Map of the Roman Empire in 1st Century CE
In term of modern geography, the Roman Empire stretched from Great Britain to Egypt, from Spain to Iraq. Its vast expanse of territory encompassed as much ethnic and cultural diversity as it does today. Although the Empire grew through military conquest, peace within the Empire, the pax romana, relied on a policy of religious and cultural tolerance. However, anything that challenged the wellbeing of the Empire or supremacy of the Emperor was not tolerated. Jesus was not crucified for claiming to be the son of God, he was convicted of treason and crucified because he allowed himself to be called King of the Jews.

The definition of treason, of course, could be manipulated at will by the emperor and punished by a merciless legal system. A common form of treason for which thousands of Christians were executed was refusal to sacrifice to the Roman gods, most notably to emperors who claimed to be gods. Polytheistic believers who comfortably accepted the divinity of many gods had no problem making such a sacrifice, but for Christians, who believed in only one god, it was impossible. Most infamously, the emperors who mandated the sacrifice test for all inhabitants and perpetrated the worst of the persecutions were Nero, Decius, and Diocletian. As a means of stamping out Christianity, however, mass persecutions were a failure. Christian martyrs were admired for their calm acquiesence when subjected to unspeakable torture in prison and  horribly cruel death in the claws of wild animals. Their fortitude must have conveyed the certainty of their rewards in Heaven.

Christian Martyrs' Last Prayer by Jean-Leon Gerome
In an exchange of letters with the governor of a Roman province, the emperor Trajan recorded his approval of a very different practice (which I represent in the story ‘Father Dis’): Christians were free to follow their religion, but once brought to trial for any crime or misdemeanor, they were required to offer a sacrifice to a Roman god. If they refused, they were executed. Most of the emperors between the birth of Jesus and the Edict of Milan practiced this sort of lax tolerance. In spite of the persecutions and heroic martyrdoms found in popular fiction, tolerance over long periods of time resulted in phenomenal growth of a Christian population.
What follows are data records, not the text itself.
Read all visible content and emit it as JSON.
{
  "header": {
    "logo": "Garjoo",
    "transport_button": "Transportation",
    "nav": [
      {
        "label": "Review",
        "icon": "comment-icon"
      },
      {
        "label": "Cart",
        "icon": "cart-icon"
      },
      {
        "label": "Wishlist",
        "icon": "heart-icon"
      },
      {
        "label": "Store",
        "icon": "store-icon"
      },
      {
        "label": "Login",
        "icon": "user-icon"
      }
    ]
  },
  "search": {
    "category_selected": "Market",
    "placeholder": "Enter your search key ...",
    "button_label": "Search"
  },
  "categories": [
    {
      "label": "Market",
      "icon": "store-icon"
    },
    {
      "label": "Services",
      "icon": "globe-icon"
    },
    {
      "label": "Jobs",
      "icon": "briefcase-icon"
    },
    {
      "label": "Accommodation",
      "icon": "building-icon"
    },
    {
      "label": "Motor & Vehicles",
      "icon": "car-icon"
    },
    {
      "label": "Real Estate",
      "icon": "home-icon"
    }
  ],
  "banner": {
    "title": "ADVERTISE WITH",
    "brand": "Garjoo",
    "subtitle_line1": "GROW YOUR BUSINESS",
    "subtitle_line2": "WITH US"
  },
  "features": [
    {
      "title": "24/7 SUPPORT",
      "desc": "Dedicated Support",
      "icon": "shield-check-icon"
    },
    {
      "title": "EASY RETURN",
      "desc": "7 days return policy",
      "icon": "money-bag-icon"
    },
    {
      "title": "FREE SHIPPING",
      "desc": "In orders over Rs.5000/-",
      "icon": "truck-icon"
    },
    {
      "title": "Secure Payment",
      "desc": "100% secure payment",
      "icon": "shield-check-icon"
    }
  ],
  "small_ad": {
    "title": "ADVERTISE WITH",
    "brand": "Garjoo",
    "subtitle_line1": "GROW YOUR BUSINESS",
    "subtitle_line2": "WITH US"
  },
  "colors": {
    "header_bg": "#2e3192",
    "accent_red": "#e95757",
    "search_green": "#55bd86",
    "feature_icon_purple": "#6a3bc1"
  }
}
The emperor Constantine’s mother was a Christian. From 306 – 337 CE, he ruled over an empire in which Christians were deeply embedded at all levels of civic society. Consistent with the principle of charity, they developed hospitals, opened schools, and raised money for the protection and well-being of widows. Constantine was a wily politician and a supremely competent military commander. He decided in his civil war against would-be emperors, that the Christian god was the most powerful of all the gods available to him, and he had the Christian symbol ‘Chi Rho,’ the first two letters of Christ’s name in Greek, displayed on the shields of all his soldiers. And they won. Constantine and Licinius, with whom he shared the empire, issued the Edict of Milan, which guaranteed religious freedom throughout the Roman Empire. Before he died in 337 CE, he allowed himself to be baptized, and he died a Christian.